Managing the Data Catalog

The Amazon Glue Data Catalog is a central metadata repository that stores structural and operational metadata for your Amazon S3 data sets. Managing the Data Catalog effectively is crucial for maintaining data quality, performance, security, and governance.

By understanding and applying these Data Catalog management practices, you can ensure your metadata remains accurate, performant, secure, and well-governed as your data landscape evolves.

This section covers the following aspects of Data Catalog management:

  • Updating table schema and partitions   As your data evolves, you may need to update the table schema or partition structure defined in the Data Catalog. For more information on how to make these updates programmatically using the Amazon Glue ETL, see Updating the schema, and adding new partitions in the Data Catalog using Amazon Glue ETL jobs.

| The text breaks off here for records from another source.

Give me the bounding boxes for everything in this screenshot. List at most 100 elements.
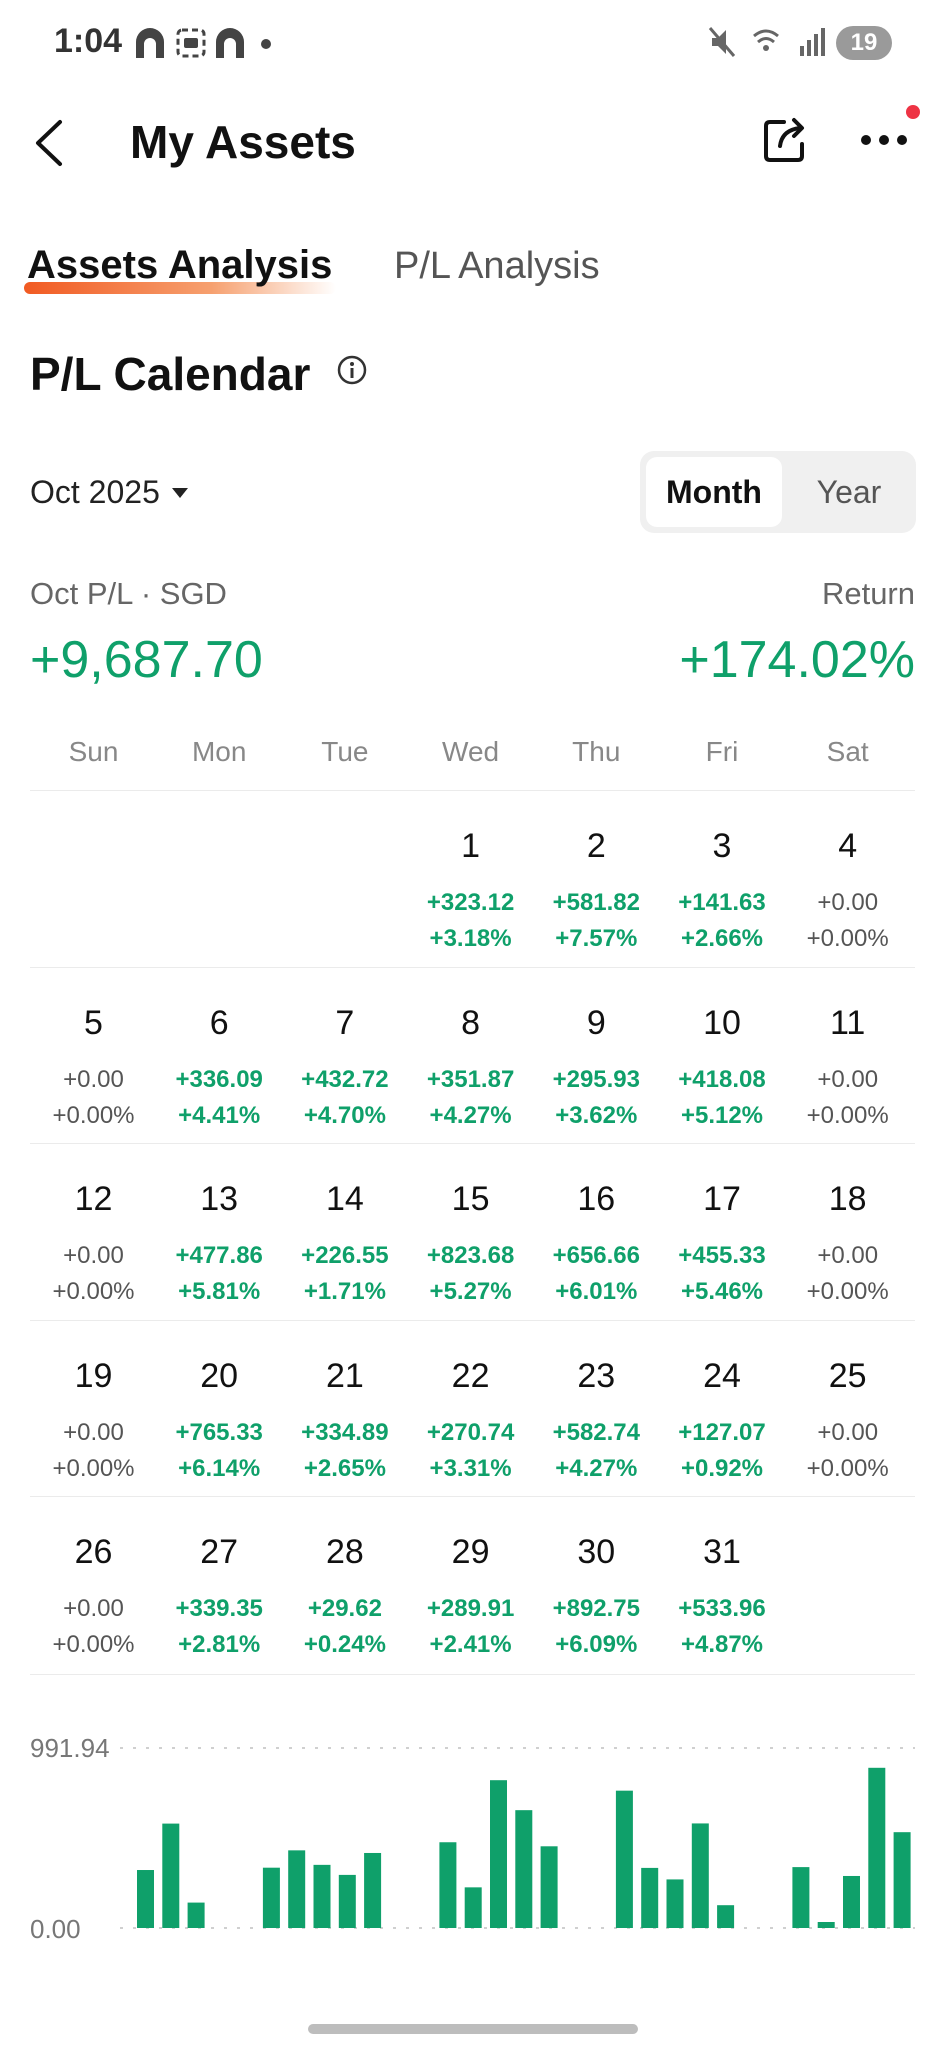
calendar-day-cell[interactable]: 27 +339.35 +2.81% bbox=[154, 1497, 285, 1673]
calendar-day-cell[interactable]: 1 +323.12 +3.18% bbox=[405, 791, 536, 967]
more-options-icon[interactable] bbox=[860, 128, 908, 152]
day-number: 15 bbox=[451, 1180, 490, 1218]
day-pl-percent: +0.00% bbox=[52, 1101, 135, 1129]
calendar-day-cell[interactable]: 16 +656.66 +6.01% bbox=[531, 1144, 662, 1320]
info-icon[interactable] bbox=[336, 354, 368, 386]
calendar-day-cell[interactable]: 8 +351.87 +4.27% bbox=[405, 968, 536, 1144]
calendar-day-cell[interactable]: 11 +0.00 +0.00% bbox=[782, 968, 913, 1144]
calendar-day-cell[interactable]: 30 +892.75 +6.09% bbox=[531, 1497, 662, 1673]
day-pl-percent: +5.27% bbox=[429, 1278, 512, 1305]
day-pl-percent: +2.81% bbox=[178, 1631, 261, 1658]
calendar-day-cell[interactable]: 25 +0.00 +0.00% bbox=[782, 1321, 913, 1497]
calendar-day-cell[interactable]: 23 +582.74 +4.27% bbox=[531, 1321, 662, 1497]
calendar-day-cell[interactable]: 18 +0.00 +0.00% bbox=[782, 1144, 913, 1320]
calendar-day-cell[interactable]: 10 +418.08 +5.12% bbox=[657, 968, 788, 1144]
calendar-day-cell[interactable]: 13 +477.86 +5.81% bbox=[154, 1144, 285, 1320]
chart-bar bbox=[313, 1864, 331, 1928]
chart-bar bbox=[364, 1852, 382, 1928]
calendar-day-cell[interactable]: 7 +432.72 +4.70% bbox=[279, 968, 410, 1144]
calendar-day-cell[interactable]: 24 +127.07 +0.92% bbox=[657, 1321, 788, 1497]
day-number: 10 bbox=[703, 1003, 741, 1042]
section-title: P/L Calendar bbox=[30, 348, 311, 400]
day-number: 12 bbox=[74, 1180, 113, 1218]
calendar-day-cell[interactable]: 19 +0.00 +0.00% bbox=[28, 1321, 159, 1497]
day-pl-percent: +0.00% bbox=[806, 1454, 889, 1482]
calendar-week-row: 26 +0.00 +0.00% 27 +339.35 +2.81% 28 +29.62 +0.2… bbox=[30, 1496, 915, 1673]
day-number: 2 bbox=[586, 827, 606, 865]
page-title: My Assets bbox=[130, 116, 356, 168]
calendar-day-cell[interactable]: 12 +0.00 +0.00% bbox=[28, 1144, 159, 1320]
day-pl-value: +323.12 bbox=[426, 889, 515, 916]
calendar-day-cell[interactable]: 31 +533.96 +4.87% bbox=[657, 1497, 788, 1673]
day-pl-value: +334.89 bbox=[301, 1418, 389, 1446]
tab-pl-analysis[interactable]: P/L Analysis bbox=[394, 245, 600, 287]
day-pl-value: +127.07 bbox=[678, 1418, 766, 1446]
day-pl-percent: +3.31% bbox=[429, 1454, 512, 1482]
day-number: 14 bbox=[325, 1180, 364, 1218]
tab-assets-analysis[interactable]: Assets Analysis bbox=[27, 243, 333, 287]
chart-bar bbox=[464, 1887, 482, 1928]
day-number: 11 bbox=[830, 1003, 866, 1042]
calendar-day-cell[interactable]: 29 +289.91 +2.41% bbox=[405, 1497, 536, 1673]
weekday-header: Fri bbox=[705, 736, 739, 767]
day-pl-percent: +3.62% bbox=[555, 1101, 638, 1129]
view-month-button[interactable]: Month bbox=[646, 457, 782, 527]
day-number: 1 bbox=[461, 827, 481, 865]
return-label: Return bbox=[821, 576, 915, 611]
chart-bar bbox=[666, 1879, 684, 1928]
day-pl-value: +289.91 bbox=[426, 1595, 515, 1622]
day-number: 21 bbox=[325, 1356, 364, 1395]
calendar-day-cell[interactable]: 3 +141.63 +2.66% bbox=[657, 791, 788, 967]
return-value: +174.02% bbox=[679, 631, 915, 689]
view-year-button[interactable]: Year bbox=[816, 474, 882, 510]
chart-bar bbox=[490, 1780, 507, 1928]
day-pl-value: +0.00 bbox=[63, 1418, 124, 1446]
day-pl-percent: +4.87% bbox=[680, 1631, 764, 1658]
active-tab-indicator bbox=[24, 282, 336, 294]
day-pl-percent: +5.46% bbox=[680, 1278, 764, 1305]
day-pl-percent: +0.00% bbox=[806, 925, 889, 952]
day-pl-percent: +6.01% bbox=[555, 1278, 638, 1305]
month-selector[interactable]: Oct 2025 bbox=[30, 474, 188, 511]
chart-bar bbox=[691, 1823, 709, 1928]
chart-bar bbox=[439, 1842, 457, 1928]
calendar-day-cell[interactable]: 5 +0.00 +0.00% bbox=[28, 968, 159, 1144]
calendar-day-cell[interactable]: 14 +226.55 +1.71% bbox=[279, 1144, 410, 1320]
calendar-day-cell[interactable]: 6 +336.09 +4.41% bbox=[154, 968, 285, 1144]
calendar-week-row: 1 +323.12 +3.18% 2 +581.82 +7.57% 3 +141.63 +2.6… bbox=[30, 790, 915, 967]
caret-down-icon bbox=[171, 487, 188, 498]
chart-bar bbox=[187, 1902, 205, 1928]
day-number: 16 bbox=[577, 1180, 616, 1218]
calendar-day-cell[interactable]: 9 +295.93 +3.62% bbox=[531, 968, 662, 1144]
chart-bar bbox=[641, 1867, 659, 1928]
day-number: 17 bbox=[703, 1180, 741, 1218]
calendar-day-cell[interactable]: 26 +0.00 +0.00% bbox=[28, 1497, 159, 1673]
back-arrow-icon[interactable] bbox=[30, 118, 70, 168]
day-pl-value: +336.09 bbox=[175, 1065, 263, 1093]
day-pl-percent: +4.41% bbox=[178, 1101, 261, 1129]
calendar-day-cell[interactable]: 2 +581.82 +7.57% bbox=[531, 791, 662, 967]
day-pl-value: +823.68 bbox=[426, 1242, 515, 1269]
share-icon[interactable] bbox=[760, 114, 810, 164]
calendar-bottom-divider bbox=[30, 1674, 915, 1675]
chart-bar bbox=[540, 1846, 558, 1928]
calendar-day-cell[interactable]: 28 +29.62 +0.24% bbox=[279, 1497, 410, 1673]
day-pl-value: +0.00 bbox=[817, 1418, 879, 1446]
calendar-day-cell[interactable]: 22 +270.74 +3.31% bbox=[405, 1321, 536, 1497]
calendar-day-cell[interactable]: 4 +0.00 +0.00% bbox=[782, 791, 913, 967]
day-number: 9 bbox=[586, 1003, 606, 1042]
day-pl-value: +339.35 bbox=[175, 1595, 263, 1622]
day-pl-percent: +2.65% bbox=[303, 1454, 386, 1482]
calendar-day-cell[interactable]: 15 +823.68 +5.27% bbox=[405, 1144, 536, 1320]
weekday-header: Mon bbox=[191, 736, 247, 767]
chart-bar bbox=[162, 1823, 180, 1928]
calendar-day-cell[interactable]: 21 +334.89 +2.65% bbox=[279, 1321, 410, 1497]
day-pl-value: +226.55 bbox=[301, 1242, 389, 1269]
day-number: 13 bbox=[200, 1180, 239, 1218]
calendar-day-cell[interactable]: 20 +765.33 +6.14% bbox=[154, 1321, 285, 1497]
day-number: 31 bbox=[703, 1533, 741, 1571]
day-pl-value: +582.74 bbox=[552, 1418, 640, 1446]
calendar-day-cell[interactable]: 17 +455.33 +5.46% bbox=[657, 1144, 788, 1320]
monthly-pl-value: +9,687.70 bbox=[30, 631, 263, 689]
home-indicator bbox=[308, 2024, 638, 2034]
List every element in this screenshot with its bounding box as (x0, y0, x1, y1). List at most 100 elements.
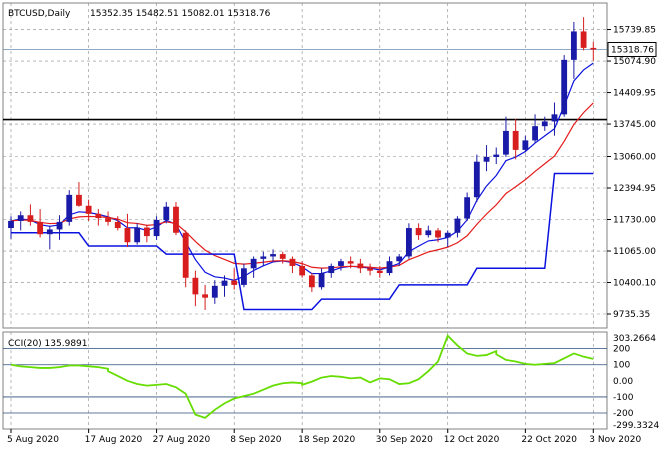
candle (211, 280, 218, 304)
candle (192, 270, 199, 307)
candle-body (289, 258, 296, 266)
candle-body (386, 261, 393, 274)
candle-body (405, 228, 412, 257)
candle-body (396, 256, 403, 262)
candle (483, 145, 490, 172)
candle (173, 201, 179, 236)
candle-body (202, 294, 209, 298)
cci-level-label: -200 (613, 409, 634, 419)
candle (561, 55, 568, 117)
candle (396, 254, 403, 266)
candle (221, 275, 228, 297)
cci-line (10, 334, 594, 419)
cci-plot (10, 334, 594, 419)
cci-top-label: 303.2664 (613, 334, 656, 344)
candle (27, 204, 34, 226)
candle-body (153, 219, 160, 237)
x-tick-label: 17 Aug 2020 (85, 435, 143, 445)
x-tick-label: 3 Nov 2020 (589, 435, 641, 445)
candle (202, 284, 209, 310)
candle (435, 228, 441, 243)
candle-body (483, 156, 490, 162)
candle (8, 216, 14, 239)
y-tick-label: 13745.00 (613, 120, 656, 130)
candle (473, 154, 480, 202)
candle-body (551, 114, 558, 122)
candle (153, 216, 160, 240)
main-grid (3, 3, 607, 328)
candle-body (85, 205, 92, 214)
candle (415, 223, 422, 240)
candle-body (435, 230, 441, 238)
candle-body (570, 31, 577, 60)
candle (289, 256, 296, 274)
candle (124, 213, 131, 247)
candle-body (173, 206, 179, 233)
cci-frame (2, 331, 608, 430)
candle (570, 21, 577, 79)
candle (357, 258, 364, 274)
candle (551, 102, 558, 136)
candle (260, 251, 267, 266)
cci-level-label: 0.00 (613, 377, 633, 387)
symbol-label: BTCUSD,Daily (8, 9, 71, 19)
x-tick-label: 12 Oct 2020 (444, 435, 500, 445)
candle-body (241, 268, 247, 285)
y-tick-label: 15074.90 (613, 57, 656, 67)
candle-body (522, 140, 529, 150)
candle (37, 209, 44, 238)
candle (95, 209, 102, 226)
x-tick-label: 5 Aug 2020 (7, 435, 59, 445)
y-tick-label: 10400.10 (613, 279, 656, 289)
candle (347, 256, 354, 269)
x-tick-label: 27 Aug 2020 (153, 435, 211, 445)
candles (8, 17, 597, 310)
candle-body (367, 268, 373, 271)
candle-body (134, 227, 141, 243)
candle (299, 261, 306, 278)
candle-body (8, 220, 14, 229)
candle-body (347, 261, 354, 264)
candle (143, 224, 150, 243)
x-tick-label: 22 Oct 2020 (521, 435, 577, 445)
y-tick-label: 13060.00 (613, 152, 656, 162)
x-tick-label: 8 Sep 2020 (230, 435, 282, 445)
candle-body (318, 273, 325, 288)
candle (250, 256, 257, 278)
y-axis-labels: 9735.35 10400.10 11065.00 11730.00 12394.95 1… (607, 26, 657, 320)
candle-body (376, 270, 383, 274)
candle-body (473, 161, 480, 198)
ohlc-label: 15352.35 15482.51 15082.01 15318.76 (90, 9, 271, 19)
candle-body (532, 126, 538, 141)
candle-body (143, 227, 150, 237)
candle (279, 251, 286, 264)
candle-body (357, 263, 364, 269)
x-tick-label: 30 Sep 2020 (376, 435, 433, 445)
candle-body (260, 256, 267, 259)
candle-body (56, 221, 63, 230)
current-price-box (607, 41, 657, 57)
candle (425, 225, 432, 238)
candle-body (221, 280, 228, 286)
candle-body (503, 130, 509, 155)
candle (17, 211, 24, 231)
candle-body (338, 261, 344, 266)
candle (318, 268, 325, 290)
candle (182, 230, 189, 288)
candle (308, 273, 315, 292)
candle-body (493, 154, 500, 157)
candle-body (250, 258, 257, 269)
candle (503, 116, 509, 157)
candle-body (66, 194, 73, 222)
candle (493, 147, 500, 165)
candle-body (27, 215, 34, 222)
candle-body (182, 232, 189, 278)
candle-body (46, 229, 53, 235)
x-tick-label: 18 Sep 2020 (298, 435, 355, 445)
trailing-support-line (11, 172, 594, 311)
candle (85, 199, 92, 221)
candle-body (76, 194, 82, 206)
candle (464, 192, 471, 221)
candle-body (541, 121, 548, 127)
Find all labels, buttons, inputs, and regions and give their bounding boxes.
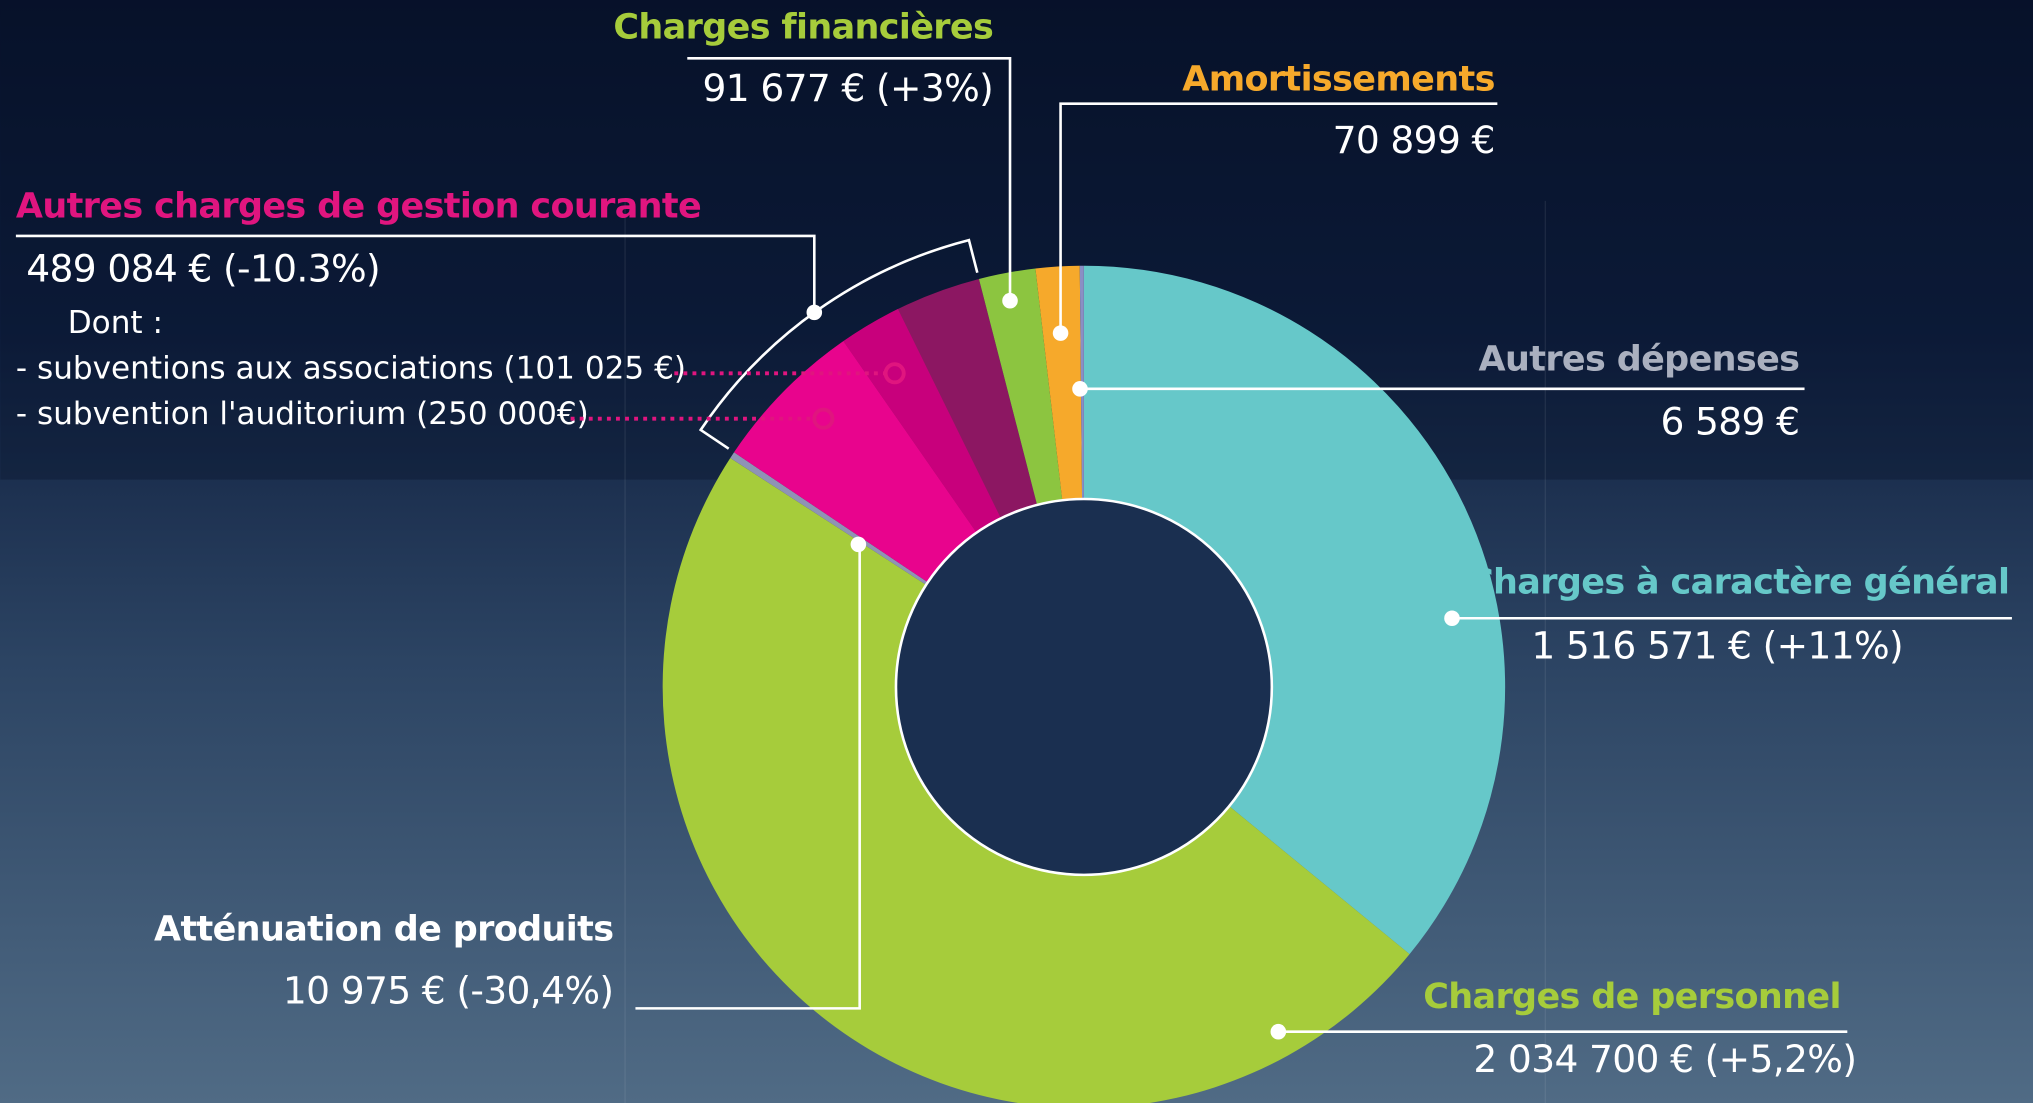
category-label: Atténuation de produits <box>154 910 613 950</box>
labels: Charges à caractère général 1 516 571 € (… <box>15 8 2012 1081</box>
category-label: Autres charges de gestion courante <box>16 186 701 226</box>
leader-line <box>687 57 1012 301</box>
leader-line <box>1059 102 1498 334</box>
value-label: 6 589 € <box>1660 399 1799 443</box>
leader-dot <box>1444 610 1460 627</box>
leader-dot <box>806 304 823 321</box>
leader-dot <box>1270 1023 1287 1040</box>
category-label: Autres dépenses <box>1479 339 1800 379</box>
sub-slice <box>843 309 1001 533</box>
leader-dot <box>1072 381 1088 397</box>
value-label: 91 677 € (+3%) <box>703 66 994 110</box>
breakdown-item: - subvention l'auditorium (250 000€) <box>16 396 589 432</box>
value-label: 10 975 € (-30,4%) <box>283 968 614 1012</box>
category-label: Charges financières <box>613 8 993 48</box>
value-label: 2 034 700 € (+5,2%) <box>1473 1037 1856 1081</box>
slice <box>730 452 928 585</box>
leader-ring <box>812 407 835 430</box>
leader-line <box>15 234 816 313</box>
leader-dot <box>1002 292 1018 309</box>
category-label: Amortissements <box>1182 59 1494 99</box>
leader-line <box>635 544 861 1010</box>
category-label: Charges à caractère général <box>1468 562 2009 602</box>
leader-dot <box>850 536 867 553</box>
value-label: 1 516 571 € (+11%) <box>1531 624 1903 668</box>
sub-slice <box>734 341 977 583</box>
leader-dot <box>1052 325 1069 341</box>
value-label: 70 899 € <box>1333 118 1495 162</box>
category-label: Charges de personnel <box>1423 977 1841 1017</box>
slices <box>662 238 1506 1103</box>
slice <box>978 268 1063 505</box>
slice <box>1083 265 1506 955</box>
leader-ring <box>883 362 906 385</box>
slice <box>1035 265 1083 501</box>
value-label: 489 084 € (-10.3%) <box>26 246 380 290</box>
breakdown-title: Dont : <box>68 305 163 341</box>
donut-hole <box>894 497 1274 877</box>
breakdown-item: - subventions aux associations (101 025 … <box>16 350 686 386</box>
slice <box>662 458 1410 1103</box>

  • Managing column statistics: Accurate column statistics help optimize query plans and improve performance. For more information on how to generate, update, and manage column statistics, see Optimizing query performance using column statistics.

  • Encrypting the Data Catalog   To protect sensitive metadata, you can encrypt your Data Catalog using Amazon Key Management Service (Amazon KMS). This section explains how to enable and manage encryption for your Data Catalog.

  • Securing the Data Catalog with Amazon Lake Formation   Lake Formation provides a comprehensive approach to data lake security and access control. You can use Lake Formation to secure and govern access to your Data Catalog and underlying data.